Marienkind
Grimms Märchen
In einem kleinen Haus am Rande eines großen Waldes lebte ein Holzhacker mit seiner Frau. Sie hatten ein kleines Mädchen, aber sie waren sehr arm. Oft wussten sie nicht, was sie am nächsten Tag essen sollten. Eines Tages, als der Holzhacker traurig im Wald war, erschien ihm eine wunderschöne Frau in strahlend weißen Kleidern. Es war die heilige Jungfrau Maria.
Sie sagte: "Ich sehe deine Not. Gib mir dein Kind. Ich werde gut für es sorgen." Der Holzhacker erzählte es seiner Frau, und nach kurzem Zögern gaben sie ihr Kind der Jungfrau Maria.
Maria nahm das Mädchen mit in den Himmel. Dort hatte es ein wunderbares Leben. Es aß Zuckerkuchen und trank süße Milch, spielte mit kleinen Engeln und trug goldene Kleider. Als das Mädchen vierzehn Jahre alt war, sagte Maria: "Liebes Kind, ich muss eine lange Reise machen. Hier sind die Schlüssel zu den dreizehn Türen des Himmels. Du darfst zwölf Türen öffnen und dir die Herrlichkeiten ansehen. Aber die dreizehnte Tür, die mit diesem kleinen Schlüssel, die darfst du auf keinen Fall öffnen, sonst wirst du unglücklich."
Das Mädchen versprach es. Jeden Tag öffnete es eine Tür und staunte über die Engel und die Schönheit. Als nur noch die verbotene Tür übrig war, wurde es neugierig. "Was kann da schon Schlimmes drin sein?", dachte es. Es nahm den kleinen Schlüssel und öffnete die Tür. Da sah es ein blendendes Licht und die Heilige Dreifaltigkeit. Erschrocken und fasziniert zugleich, steckte es seinen Finger hinein. Als es ihn herauszog, war der Finger ganz golden. Schnell schloss es die Tür. Aber die goldene Farbe ging nicht ab, egal wie sehr es wusch und rieb.

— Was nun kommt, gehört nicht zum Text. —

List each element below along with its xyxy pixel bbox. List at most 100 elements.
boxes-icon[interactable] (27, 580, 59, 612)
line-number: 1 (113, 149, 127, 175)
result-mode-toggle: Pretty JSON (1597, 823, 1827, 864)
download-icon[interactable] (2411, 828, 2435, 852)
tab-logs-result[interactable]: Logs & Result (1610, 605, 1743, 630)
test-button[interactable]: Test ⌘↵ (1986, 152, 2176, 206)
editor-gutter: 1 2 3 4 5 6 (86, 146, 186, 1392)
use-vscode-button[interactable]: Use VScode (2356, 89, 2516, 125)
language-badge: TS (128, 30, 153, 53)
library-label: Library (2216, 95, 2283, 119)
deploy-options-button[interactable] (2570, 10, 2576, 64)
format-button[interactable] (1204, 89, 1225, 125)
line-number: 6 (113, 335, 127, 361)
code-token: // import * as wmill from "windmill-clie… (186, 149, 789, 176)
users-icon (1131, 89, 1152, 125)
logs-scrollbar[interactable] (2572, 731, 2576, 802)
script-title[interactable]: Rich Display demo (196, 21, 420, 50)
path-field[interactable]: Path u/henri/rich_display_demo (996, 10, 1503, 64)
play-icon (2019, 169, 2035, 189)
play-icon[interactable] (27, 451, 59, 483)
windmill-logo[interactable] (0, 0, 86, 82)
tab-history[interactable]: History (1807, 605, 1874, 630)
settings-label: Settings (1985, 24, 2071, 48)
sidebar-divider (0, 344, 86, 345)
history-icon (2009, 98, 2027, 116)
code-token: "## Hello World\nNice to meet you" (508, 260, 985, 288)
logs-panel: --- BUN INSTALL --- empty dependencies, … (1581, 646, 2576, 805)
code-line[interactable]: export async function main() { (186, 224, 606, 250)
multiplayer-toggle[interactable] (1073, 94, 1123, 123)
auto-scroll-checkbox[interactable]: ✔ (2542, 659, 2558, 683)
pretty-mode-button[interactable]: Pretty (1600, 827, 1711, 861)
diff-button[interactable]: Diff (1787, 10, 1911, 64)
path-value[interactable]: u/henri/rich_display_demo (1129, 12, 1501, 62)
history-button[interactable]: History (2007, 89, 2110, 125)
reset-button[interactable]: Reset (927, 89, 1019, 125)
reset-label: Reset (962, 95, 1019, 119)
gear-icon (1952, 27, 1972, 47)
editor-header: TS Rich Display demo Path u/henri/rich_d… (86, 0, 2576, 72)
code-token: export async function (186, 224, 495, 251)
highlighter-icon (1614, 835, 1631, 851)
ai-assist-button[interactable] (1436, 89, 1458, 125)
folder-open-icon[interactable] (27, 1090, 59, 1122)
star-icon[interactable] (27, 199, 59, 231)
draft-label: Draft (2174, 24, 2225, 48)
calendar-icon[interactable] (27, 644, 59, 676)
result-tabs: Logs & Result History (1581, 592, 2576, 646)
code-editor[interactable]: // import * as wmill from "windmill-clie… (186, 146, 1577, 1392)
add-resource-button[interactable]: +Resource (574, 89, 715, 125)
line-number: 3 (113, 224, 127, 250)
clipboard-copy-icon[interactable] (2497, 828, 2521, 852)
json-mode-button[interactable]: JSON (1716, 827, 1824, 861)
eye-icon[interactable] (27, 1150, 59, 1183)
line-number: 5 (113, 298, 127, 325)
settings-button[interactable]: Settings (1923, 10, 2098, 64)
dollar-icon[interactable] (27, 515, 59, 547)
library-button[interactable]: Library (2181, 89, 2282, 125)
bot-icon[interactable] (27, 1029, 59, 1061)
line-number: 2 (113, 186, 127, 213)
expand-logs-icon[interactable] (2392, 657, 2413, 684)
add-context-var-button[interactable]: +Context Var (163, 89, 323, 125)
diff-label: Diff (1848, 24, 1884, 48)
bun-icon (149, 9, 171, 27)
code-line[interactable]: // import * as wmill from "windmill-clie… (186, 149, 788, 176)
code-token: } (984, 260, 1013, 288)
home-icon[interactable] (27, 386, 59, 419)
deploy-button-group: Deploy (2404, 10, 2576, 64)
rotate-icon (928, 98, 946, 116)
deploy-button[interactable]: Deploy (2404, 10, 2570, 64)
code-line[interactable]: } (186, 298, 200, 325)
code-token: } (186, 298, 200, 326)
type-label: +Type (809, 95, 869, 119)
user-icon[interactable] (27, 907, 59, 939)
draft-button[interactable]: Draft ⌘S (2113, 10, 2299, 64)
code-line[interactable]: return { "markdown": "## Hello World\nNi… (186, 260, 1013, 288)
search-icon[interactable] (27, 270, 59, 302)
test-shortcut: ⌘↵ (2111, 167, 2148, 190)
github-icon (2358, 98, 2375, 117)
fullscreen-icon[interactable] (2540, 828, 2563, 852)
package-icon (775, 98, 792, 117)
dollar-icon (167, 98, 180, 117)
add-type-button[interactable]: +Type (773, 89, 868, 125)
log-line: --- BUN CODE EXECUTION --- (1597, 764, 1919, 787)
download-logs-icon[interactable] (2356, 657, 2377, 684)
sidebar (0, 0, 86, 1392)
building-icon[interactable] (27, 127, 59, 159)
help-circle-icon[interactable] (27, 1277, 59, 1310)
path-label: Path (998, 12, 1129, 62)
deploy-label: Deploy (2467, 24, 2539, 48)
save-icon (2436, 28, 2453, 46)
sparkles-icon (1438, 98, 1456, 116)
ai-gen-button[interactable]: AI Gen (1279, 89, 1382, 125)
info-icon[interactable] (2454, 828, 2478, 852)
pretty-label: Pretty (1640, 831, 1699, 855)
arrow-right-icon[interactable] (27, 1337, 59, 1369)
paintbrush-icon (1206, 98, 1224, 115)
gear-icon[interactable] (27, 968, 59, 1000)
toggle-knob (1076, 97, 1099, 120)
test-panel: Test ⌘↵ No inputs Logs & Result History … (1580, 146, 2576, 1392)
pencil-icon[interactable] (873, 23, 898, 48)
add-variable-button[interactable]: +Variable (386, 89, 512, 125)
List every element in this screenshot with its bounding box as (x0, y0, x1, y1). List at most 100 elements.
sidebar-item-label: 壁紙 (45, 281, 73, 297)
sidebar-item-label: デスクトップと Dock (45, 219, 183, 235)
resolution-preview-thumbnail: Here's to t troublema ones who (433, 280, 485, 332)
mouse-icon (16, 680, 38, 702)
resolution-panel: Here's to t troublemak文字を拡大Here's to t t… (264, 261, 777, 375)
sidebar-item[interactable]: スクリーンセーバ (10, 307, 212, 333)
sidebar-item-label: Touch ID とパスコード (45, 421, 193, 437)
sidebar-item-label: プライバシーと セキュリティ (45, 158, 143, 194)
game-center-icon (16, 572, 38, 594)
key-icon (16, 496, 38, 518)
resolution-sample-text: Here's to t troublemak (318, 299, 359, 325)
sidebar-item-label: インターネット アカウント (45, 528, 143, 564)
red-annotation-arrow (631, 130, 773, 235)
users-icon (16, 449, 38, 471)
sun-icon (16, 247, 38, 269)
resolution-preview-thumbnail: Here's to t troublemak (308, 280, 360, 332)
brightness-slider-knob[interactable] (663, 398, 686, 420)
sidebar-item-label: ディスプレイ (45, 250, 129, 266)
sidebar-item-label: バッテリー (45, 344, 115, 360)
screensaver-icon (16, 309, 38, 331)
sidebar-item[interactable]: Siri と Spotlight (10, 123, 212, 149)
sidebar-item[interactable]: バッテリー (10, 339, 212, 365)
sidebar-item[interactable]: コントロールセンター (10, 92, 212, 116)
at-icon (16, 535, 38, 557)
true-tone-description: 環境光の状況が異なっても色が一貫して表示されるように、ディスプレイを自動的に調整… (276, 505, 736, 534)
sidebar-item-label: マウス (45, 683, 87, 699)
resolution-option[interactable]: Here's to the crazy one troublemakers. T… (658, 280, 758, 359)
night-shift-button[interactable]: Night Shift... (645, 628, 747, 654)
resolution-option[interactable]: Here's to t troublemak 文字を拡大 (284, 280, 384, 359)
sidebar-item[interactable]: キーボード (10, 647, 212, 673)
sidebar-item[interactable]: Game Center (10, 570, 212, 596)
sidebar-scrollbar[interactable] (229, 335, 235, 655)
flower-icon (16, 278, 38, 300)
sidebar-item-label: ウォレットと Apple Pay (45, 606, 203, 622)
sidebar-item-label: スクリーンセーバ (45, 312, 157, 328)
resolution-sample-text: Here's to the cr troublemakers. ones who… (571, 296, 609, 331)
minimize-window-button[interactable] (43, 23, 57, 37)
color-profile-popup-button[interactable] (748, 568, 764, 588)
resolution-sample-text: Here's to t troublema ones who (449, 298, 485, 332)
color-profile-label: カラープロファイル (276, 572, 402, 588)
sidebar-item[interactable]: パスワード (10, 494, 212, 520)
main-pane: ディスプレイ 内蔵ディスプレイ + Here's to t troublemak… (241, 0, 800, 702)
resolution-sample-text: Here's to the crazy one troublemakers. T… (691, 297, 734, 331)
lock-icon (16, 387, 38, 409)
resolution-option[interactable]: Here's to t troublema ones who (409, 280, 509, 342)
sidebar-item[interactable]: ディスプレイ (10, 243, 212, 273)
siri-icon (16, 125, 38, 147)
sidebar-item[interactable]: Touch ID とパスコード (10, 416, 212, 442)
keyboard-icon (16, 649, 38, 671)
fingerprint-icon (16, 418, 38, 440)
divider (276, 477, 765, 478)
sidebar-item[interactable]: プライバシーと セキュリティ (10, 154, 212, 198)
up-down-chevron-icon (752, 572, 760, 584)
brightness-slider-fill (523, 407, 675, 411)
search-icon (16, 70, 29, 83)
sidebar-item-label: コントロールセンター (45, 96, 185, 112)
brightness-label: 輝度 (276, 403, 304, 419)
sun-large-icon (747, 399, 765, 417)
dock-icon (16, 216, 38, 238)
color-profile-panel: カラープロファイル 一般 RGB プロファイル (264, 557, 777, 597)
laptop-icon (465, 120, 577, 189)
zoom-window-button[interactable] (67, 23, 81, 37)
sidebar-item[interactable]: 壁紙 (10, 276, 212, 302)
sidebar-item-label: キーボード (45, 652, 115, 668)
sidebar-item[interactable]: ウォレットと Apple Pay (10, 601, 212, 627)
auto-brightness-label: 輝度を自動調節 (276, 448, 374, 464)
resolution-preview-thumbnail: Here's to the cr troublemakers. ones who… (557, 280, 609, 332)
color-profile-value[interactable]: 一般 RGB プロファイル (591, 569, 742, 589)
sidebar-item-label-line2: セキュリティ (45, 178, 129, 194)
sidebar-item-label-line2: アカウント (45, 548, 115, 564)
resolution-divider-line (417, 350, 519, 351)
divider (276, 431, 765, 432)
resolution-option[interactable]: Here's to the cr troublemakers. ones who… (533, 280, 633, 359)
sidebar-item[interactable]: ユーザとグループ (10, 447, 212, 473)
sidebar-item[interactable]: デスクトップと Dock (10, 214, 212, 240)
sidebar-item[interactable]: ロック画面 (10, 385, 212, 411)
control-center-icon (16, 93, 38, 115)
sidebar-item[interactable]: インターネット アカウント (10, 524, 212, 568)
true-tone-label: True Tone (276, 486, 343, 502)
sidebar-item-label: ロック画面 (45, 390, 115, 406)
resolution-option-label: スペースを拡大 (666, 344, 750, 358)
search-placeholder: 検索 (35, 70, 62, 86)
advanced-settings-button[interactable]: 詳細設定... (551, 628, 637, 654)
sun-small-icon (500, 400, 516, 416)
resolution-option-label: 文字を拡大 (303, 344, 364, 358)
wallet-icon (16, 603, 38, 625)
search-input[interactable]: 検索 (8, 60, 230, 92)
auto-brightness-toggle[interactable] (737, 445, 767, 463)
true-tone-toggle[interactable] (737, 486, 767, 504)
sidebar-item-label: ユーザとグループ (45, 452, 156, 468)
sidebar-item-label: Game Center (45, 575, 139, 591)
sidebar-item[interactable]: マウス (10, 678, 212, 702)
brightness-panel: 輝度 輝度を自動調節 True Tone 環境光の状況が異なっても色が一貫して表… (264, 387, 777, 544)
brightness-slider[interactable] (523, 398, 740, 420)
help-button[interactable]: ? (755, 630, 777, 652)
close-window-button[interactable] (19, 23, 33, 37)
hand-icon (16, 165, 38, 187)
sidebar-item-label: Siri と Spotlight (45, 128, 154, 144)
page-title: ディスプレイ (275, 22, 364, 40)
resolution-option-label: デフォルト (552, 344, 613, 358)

Als Maria zurückkam, fragte sie nach den Schlüsseln. Dann fragte sie: "Hast du auch die dreizehnte Tür geöffnet?"
"Nein", log das Mädchen.
Maria sah den goldenen Finger. "Doch, das hast du", sagte sie.
"Nein", log das Mädchen wieder.
Ein drittes Mal fragte Maria, und ein drittes Mal log das Mädchen. Da sagte Maria traurig: "Wer nicht gehorcht und lügt, kann nicht im Himmel bleiben." Und plötzlich war das Mädchen auf der Erde, in einer großen Wildnis, und es konnte nicht mehr sprechen.
Das Mädchen lebte in einem hohlen Baum, aß Beeren und Wurzeln. Eines Tages jagte der König des Landes in diesem Wald. Er sah das schöne Mädchen, das stumm war, und verliebte sich in sie. Er nahm sie mit auf sein Schloss und heiratete sie.
Nach einem Jahr bekam die Königin ein Kind. In der Nacht erschien ihr die Jungfrau Maria und sagte: "Wenn du die Wahrheit sagst, dass du die Tür geöffnet hast, gebe ich dir dein Kind zurück und deine Sprache." Aber die Königin log wieder. Da nahm Maria das Kind mit. Die Leute im Schloss tuschelten, die Königin hätte ihr Kind gefressen.
Im nächsten Jahr bekam sie wieder ein Kind, und wieder erschien Maria, und wieder log die Königin, und wieder wurde das Kind mitgenommen. Beim dritten Kind war es genauso. Nun sagten die Leute laut: "Sie ist eine Menschenfresserin!" Der König konnte sie nicht mehr schützen, und sie wurde zum Tode auf dem Scheiterhaufen verurteilt.
Als sie auf dem Scheiterhaufen stand und das Feuer schon brannte, dachte sie: "Ach, könnte ich doch nur einmal die Wahrheit sagen!" Und sie rief laut: "Ja, Maria, ich habe die Tür geöffnet!"
Sofort hörte das Feuer auf zu brennen. Die Jungfrau Maria erschien mit den drei Kindern an ihrer Seite. Sie sagte: "Wer bereut und die Wahrheit sagt, dem wird vergeben." Sie gab der Königin ihre Kinder zurück und ihre Sprache. Und von da an lebten sie alle glücklich und zufrieden bis an ihr Lebensende.